We spoke to the actor and director about their long-term friendship, and about the two plays at the Cort Theatre.

Interview: Ian McKellen and Sean Mathias on Waiting for Godot and No Man's Land

The paired productions of Samuel Beckett’s Waiting for Godot and Harold Pinter’s No Man’s Land, currently on Broadway, offer the rare treat of seeing two 20th-century classics back to back in repertory, and the opportunity to see Ian McKellen and Patrick Stewart give virtuoso displays of their considerable theatrical skills. The knighted English actors, of course, started their careers on the stage, long before they became international screen stars, best known, respectively, for the Lord of the Rings and Star Trek franchises, and, together, for their characters with super powers in the X-Men series. On Broadway, Sir Ian is collaborating with Sean Mathias, the Welsh-born director, with whom he’s enjoyed a personal, artistic, and professional relationship for over three decades. I recently talked to the actor and director about their long-term friendship, and about the two plays at the Cort Theatre.

Let’s start with Waiting for Godot, which you did previously in England, prior to pairing it with No Man’s Land. How did that come about, and why this play?

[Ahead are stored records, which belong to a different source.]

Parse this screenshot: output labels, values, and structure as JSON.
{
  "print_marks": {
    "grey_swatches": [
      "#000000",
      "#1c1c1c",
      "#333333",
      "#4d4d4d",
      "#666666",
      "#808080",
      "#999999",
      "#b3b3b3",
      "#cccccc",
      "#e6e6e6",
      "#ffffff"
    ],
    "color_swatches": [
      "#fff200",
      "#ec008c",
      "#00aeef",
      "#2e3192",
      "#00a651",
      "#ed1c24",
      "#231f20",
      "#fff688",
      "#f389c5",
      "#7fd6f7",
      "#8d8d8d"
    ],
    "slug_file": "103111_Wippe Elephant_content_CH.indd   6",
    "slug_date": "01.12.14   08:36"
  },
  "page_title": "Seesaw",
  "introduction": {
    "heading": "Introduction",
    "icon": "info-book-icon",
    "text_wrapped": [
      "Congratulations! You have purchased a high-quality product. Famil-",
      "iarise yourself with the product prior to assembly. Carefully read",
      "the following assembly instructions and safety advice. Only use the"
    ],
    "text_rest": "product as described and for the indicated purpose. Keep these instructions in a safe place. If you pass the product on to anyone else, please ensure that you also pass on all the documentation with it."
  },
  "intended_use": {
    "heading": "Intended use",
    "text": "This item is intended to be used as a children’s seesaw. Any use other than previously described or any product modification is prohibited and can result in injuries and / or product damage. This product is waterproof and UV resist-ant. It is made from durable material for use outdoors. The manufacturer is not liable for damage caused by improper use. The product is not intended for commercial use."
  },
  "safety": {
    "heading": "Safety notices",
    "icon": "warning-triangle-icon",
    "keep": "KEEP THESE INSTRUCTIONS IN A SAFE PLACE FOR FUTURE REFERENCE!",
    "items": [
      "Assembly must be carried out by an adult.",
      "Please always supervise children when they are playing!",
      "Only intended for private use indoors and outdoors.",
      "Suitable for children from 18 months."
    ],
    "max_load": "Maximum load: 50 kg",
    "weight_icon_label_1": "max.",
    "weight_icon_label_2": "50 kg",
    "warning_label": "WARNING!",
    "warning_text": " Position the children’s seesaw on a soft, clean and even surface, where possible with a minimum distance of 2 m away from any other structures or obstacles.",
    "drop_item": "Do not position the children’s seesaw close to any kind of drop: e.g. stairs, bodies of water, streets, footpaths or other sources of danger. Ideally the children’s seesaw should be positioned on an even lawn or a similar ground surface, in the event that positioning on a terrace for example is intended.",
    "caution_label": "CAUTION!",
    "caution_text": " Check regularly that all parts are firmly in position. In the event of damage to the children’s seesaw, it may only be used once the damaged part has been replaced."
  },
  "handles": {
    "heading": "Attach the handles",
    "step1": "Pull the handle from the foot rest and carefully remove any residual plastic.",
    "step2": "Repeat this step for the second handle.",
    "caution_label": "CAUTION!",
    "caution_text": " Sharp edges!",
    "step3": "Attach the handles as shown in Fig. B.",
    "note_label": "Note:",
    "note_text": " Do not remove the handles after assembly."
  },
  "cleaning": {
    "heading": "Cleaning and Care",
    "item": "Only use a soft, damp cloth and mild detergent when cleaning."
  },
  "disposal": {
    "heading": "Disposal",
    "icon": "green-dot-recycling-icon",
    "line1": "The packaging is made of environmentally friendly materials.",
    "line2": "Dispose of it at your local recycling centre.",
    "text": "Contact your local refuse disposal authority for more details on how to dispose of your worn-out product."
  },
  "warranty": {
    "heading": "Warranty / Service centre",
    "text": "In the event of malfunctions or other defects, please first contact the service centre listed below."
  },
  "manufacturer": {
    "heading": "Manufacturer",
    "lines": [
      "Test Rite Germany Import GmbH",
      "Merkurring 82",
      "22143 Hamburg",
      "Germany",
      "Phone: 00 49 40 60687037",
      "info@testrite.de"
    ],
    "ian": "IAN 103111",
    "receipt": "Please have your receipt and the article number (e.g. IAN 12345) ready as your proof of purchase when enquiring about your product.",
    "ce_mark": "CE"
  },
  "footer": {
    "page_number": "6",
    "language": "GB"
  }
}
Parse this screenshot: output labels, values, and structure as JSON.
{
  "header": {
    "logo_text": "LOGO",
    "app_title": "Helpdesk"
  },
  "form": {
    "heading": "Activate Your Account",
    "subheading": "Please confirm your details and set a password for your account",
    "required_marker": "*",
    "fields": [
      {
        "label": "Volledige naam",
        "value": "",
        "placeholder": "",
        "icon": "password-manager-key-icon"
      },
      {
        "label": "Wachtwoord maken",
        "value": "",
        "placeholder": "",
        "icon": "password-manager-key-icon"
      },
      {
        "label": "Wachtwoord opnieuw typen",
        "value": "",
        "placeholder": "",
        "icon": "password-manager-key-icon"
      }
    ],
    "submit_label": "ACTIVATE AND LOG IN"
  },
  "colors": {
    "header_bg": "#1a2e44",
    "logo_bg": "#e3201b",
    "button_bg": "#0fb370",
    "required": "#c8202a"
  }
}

Sean Mathias: We did it in 2009. I was artistic director at the Haymarket Theater in London at the time and I asked Ian to do a play with me as part of the season. We discussed various plays, but I kept coming back to Godot because I had been trying to do it for 20 years. I had never done a play that had such a kind of bleakness to the language before; it was so spare. I also had the idea of Patrick playing opposite Ian. He turned out to be free and said yes immediately, so that’s how it came about.

Ian McKellen: I think there’s a satisfaction to having done Waiting for Godot in your life; you make a connection with the great seminal play of the 20th century, which has influenced so many other writers including Pinter. Before we did the production in London we toured it around the country. We played large theaters and we sold every single ticket. That might have been because of Professor Xavier and Magneto, but the audiences who came responded to the play with the utmost enthusiasm and total attention, and revealed to us areas of comedy that we hadn’t anticipated. It was thrilling that this play that had a history of being difficult, odd or obtuse—these ordinary theatergoers up and down the country had no problem with it; their minds were very open to it. And that would be my advice to anybody coming to see either the Beckett or the Pinter: just receive it. The answers are in your reception and experience of them, and part of what we have to do is not get in the way of the play.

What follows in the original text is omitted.